I emailed a songwriter friend of mine, Kathy, and asked how she’s doing. She replied:
I’m Ok. Pretty tired. I need to schedule some more shows. I have been lazy. I also tried to write a song today. i am really haviing a hard time with my inner critic. i just don’t like what I am writing and haven’t got much inspiriation.
I am starting to feel like I won’t write another song.
There’s tricks you can do to overcome that, you know. 🙂 The main thing is, take the pressure off, banish the critic; bound and gag her and lock her in the closet. Then let the playful, creative side of you just have fun, with no expectations.
Do something weird. Write an acapella song. Put the capo in a weird place. Start with a chord you NEVER start a song with. Try a song in DADGAD. Write a really stupid, corny song. Nobody will ever have to hear this stuff. Write a song that’s so personal and depressing and suicidal that you would die of embarassment if anyone were to ever hear it. Invent a character and write a short story about the character. Write a poem. Write two poems. Just have fun. No expectations of any of this becoming a song. Consider it practice; exercises.
That’s my advice, for what it’s worth. 🙂
Then I wrote her again:
After sending you my advice, I remembered this. Following my own advice, I was sitting out on my front porch in the late afternoon/early evening, not long after Song School, and said I’m gonna try something goofy. I’ll go through my notebook of observations, pick a phrase, and just start writing from it. About a year ago I would walk around my neighborhood with a mini-cassette recorder and just make random observations. One of those was “a window with no curtains”. So I wrote that down on the tablet, and just started writing, with no idea where I was going to go. Here’s what happened:
The Window with no Curtains
by Rob Roper 1st draft Sept 5, 2007
This window had no curtains
And the light was always on
You could see the furniture in the living room
an antique sofa
oil painting over the sofa
But I never saw anyone in that living room
You wondered if anyone even lived there?
They must always be in a back room– a den, a “family room”
This must be the “formal” living room
For show– not for human habitation
Seems like a waste
Like a museum
But a museum that no one ever visits
But still, they have to clean it
Dust the shelves
Clean the furniture
Sweep and mop the floor
Funny how a room without life still gets dirty
I want to break in when they go on vacation
invite a bunch of teenagers over
Buy ’em some cheap beer and cheap wine
Tell ’em to have a party
Get drunk, dance, have sex, vomit on the floor
Wreck the place
and least then it would have been lived in.
No, that’s mean.
I should have empathy for these people.
I bet they’re lonely.
I bet they have no fun.
I bet they’re sad.
I should show up one night with a bunch of friends.
Knock on the door, invite ourselves in.
Bring some good beer, good wine, good whiskey.
We’ll show ’em how to party
and be happy.
We’ll use that room.
We’ll dance and drink (but we won’t vomit)
Get out the guitars and sing songs til 4 in the morning.

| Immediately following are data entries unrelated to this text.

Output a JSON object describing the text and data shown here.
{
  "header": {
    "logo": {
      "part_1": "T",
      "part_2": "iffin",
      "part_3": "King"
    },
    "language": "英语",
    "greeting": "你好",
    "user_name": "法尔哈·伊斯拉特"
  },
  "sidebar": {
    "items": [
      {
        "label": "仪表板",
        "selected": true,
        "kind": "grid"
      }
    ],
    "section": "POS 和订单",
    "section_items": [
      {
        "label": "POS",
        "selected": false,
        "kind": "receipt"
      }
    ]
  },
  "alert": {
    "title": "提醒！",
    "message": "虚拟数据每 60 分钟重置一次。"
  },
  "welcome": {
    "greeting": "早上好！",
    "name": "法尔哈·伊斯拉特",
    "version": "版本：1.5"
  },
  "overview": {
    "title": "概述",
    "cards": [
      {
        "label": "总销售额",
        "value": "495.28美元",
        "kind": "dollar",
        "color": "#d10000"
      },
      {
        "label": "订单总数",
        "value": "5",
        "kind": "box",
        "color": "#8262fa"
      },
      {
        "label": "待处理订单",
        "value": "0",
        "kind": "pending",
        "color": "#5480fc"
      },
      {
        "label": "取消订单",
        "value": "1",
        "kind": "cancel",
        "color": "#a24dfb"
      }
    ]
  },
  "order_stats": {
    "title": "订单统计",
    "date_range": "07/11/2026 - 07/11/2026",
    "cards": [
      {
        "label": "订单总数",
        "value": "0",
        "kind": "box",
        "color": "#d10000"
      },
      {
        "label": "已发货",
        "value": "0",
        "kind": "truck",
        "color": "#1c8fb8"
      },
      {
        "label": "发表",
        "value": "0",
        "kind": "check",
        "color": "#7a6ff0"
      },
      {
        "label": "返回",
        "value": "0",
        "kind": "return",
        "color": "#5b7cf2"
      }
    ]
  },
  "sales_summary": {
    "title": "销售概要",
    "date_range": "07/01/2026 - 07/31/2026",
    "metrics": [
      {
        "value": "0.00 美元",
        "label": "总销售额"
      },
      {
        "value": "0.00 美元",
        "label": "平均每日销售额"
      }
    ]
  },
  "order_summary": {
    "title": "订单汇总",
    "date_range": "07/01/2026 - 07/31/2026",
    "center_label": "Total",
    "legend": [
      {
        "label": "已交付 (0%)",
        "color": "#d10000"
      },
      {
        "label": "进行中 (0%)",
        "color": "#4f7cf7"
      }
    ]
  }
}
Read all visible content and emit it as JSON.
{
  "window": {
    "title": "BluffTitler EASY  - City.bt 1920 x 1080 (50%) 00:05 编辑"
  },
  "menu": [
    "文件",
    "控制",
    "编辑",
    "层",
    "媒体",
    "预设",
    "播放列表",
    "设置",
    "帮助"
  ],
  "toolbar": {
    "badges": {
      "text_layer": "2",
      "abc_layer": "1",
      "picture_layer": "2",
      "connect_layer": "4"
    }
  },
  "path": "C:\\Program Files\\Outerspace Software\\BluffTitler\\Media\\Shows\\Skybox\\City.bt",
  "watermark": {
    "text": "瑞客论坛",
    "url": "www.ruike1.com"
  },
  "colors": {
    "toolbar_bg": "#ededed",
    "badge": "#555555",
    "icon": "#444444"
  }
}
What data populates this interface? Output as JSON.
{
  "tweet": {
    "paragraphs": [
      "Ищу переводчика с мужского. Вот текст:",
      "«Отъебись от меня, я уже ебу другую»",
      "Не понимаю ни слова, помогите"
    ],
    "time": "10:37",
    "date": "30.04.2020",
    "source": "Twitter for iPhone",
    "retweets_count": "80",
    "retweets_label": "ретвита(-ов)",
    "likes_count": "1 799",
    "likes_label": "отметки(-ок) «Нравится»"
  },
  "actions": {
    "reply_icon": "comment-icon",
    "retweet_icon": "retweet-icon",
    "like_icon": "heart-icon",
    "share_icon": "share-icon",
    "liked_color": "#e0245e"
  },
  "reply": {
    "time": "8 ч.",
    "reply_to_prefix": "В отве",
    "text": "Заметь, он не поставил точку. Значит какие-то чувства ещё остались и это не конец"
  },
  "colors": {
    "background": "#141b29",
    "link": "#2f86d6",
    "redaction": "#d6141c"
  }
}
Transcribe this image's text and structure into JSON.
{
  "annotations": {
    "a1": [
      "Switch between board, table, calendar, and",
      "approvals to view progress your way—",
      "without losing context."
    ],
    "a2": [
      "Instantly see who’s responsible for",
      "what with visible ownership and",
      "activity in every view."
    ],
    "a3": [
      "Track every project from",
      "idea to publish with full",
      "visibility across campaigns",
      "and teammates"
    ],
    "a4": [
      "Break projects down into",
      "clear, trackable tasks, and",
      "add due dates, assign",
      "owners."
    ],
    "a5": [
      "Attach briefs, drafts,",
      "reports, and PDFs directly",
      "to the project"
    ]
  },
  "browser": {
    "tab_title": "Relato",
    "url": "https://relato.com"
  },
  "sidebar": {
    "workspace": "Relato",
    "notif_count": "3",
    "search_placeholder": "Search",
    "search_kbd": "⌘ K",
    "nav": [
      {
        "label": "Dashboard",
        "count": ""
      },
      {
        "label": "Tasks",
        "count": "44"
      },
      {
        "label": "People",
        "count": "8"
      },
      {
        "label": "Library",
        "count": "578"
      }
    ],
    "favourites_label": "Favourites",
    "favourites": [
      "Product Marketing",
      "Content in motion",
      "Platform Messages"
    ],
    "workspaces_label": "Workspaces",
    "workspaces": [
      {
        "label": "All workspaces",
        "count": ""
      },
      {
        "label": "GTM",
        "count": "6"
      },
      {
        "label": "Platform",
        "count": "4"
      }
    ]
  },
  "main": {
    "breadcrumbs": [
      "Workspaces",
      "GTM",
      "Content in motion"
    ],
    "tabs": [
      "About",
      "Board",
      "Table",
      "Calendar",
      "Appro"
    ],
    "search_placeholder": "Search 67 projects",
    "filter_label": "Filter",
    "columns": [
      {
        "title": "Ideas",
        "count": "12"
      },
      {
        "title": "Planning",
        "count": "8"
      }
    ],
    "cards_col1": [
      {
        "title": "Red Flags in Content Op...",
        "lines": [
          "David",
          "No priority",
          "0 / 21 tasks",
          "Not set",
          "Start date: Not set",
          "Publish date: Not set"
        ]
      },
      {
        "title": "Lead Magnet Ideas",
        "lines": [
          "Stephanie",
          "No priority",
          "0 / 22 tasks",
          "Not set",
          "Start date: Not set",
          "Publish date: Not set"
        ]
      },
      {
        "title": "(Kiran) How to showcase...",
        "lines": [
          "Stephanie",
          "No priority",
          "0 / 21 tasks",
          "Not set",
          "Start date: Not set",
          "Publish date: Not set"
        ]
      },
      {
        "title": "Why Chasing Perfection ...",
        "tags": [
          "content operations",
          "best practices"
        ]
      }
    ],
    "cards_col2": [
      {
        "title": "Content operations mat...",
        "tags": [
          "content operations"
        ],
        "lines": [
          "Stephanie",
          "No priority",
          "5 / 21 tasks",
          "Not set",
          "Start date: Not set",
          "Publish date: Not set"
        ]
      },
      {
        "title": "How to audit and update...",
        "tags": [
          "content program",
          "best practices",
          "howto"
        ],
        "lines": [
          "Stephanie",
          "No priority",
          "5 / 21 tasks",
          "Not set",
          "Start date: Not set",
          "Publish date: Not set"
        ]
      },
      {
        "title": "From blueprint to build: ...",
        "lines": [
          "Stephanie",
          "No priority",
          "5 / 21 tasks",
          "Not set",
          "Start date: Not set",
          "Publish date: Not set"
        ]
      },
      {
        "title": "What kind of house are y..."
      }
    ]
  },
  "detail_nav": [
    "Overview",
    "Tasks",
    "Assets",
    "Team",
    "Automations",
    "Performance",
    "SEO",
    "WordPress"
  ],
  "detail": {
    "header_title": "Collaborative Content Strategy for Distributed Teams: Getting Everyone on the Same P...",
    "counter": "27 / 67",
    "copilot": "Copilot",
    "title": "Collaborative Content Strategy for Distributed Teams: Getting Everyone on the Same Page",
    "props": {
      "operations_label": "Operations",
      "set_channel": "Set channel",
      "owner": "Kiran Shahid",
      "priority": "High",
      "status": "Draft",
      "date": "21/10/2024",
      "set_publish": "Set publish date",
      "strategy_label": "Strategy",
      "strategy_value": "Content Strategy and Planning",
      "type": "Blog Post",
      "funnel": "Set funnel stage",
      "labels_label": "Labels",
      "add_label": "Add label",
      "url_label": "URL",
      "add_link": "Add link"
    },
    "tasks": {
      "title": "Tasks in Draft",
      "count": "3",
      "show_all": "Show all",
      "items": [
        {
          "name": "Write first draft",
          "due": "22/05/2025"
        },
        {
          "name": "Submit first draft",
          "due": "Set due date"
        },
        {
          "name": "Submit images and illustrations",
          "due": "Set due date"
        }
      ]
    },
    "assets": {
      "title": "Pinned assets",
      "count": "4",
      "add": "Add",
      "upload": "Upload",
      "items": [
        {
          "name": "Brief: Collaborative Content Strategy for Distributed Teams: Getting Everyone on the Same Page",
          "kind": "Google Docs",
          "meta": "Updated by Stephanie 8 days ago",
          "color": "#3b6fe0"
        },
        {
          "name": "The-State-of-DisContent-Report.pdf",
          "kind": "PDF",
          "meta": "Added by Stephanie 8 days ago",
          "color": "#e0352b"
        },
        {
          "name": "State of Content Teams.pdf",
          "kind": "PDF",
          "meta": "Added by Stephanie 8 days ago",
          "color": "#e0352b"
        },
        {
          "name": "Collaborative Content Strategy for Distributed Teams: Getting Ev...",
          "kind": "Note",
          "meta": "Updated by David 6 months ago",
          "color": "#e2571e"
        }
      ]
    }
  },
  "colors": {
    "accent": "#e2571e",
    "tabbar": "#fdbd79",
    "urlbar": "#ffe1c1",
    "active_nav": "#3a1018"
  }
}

Of course it would never happen.
But now, when I walk past that house
And look in the window with no curtains
and the light on
and the undisturbed furniture
with nobody in it
That will probably amount to nothing, but it gets the creative juices flowing, and it was fun!
Kathy wrote back:
thanks Rob! I will give it a try. I like the poem. It is good visualization. Kind of like a kid story, but with booze and vomiting.
Yes, go write something stupid like that! It might get you going! This should be fun, not work.
Kathy wrote back a couple days later:
I never used the word stupid!! But I did write somethng that was just talking and not trying to be artistic. It felt better and now I want to write some more.
Yes! and stupid is ok, if it gets you writing again!
Actually, I can’t take full credit for this advice. I stole it from Peter Himmelman. At his workshop at the Rocky Mountain Song School in 2004, a young girl said she had made an album, but was now suffering from writer’s block. Peter told her, “write crap”. He said it’s important to keep writing, even if it’s not serious. It doesn’t have to be recorded, nobody has to see it. But it keeps you in practice. And you never know, while trying to write crap you might accidently write something good. I never forgot that.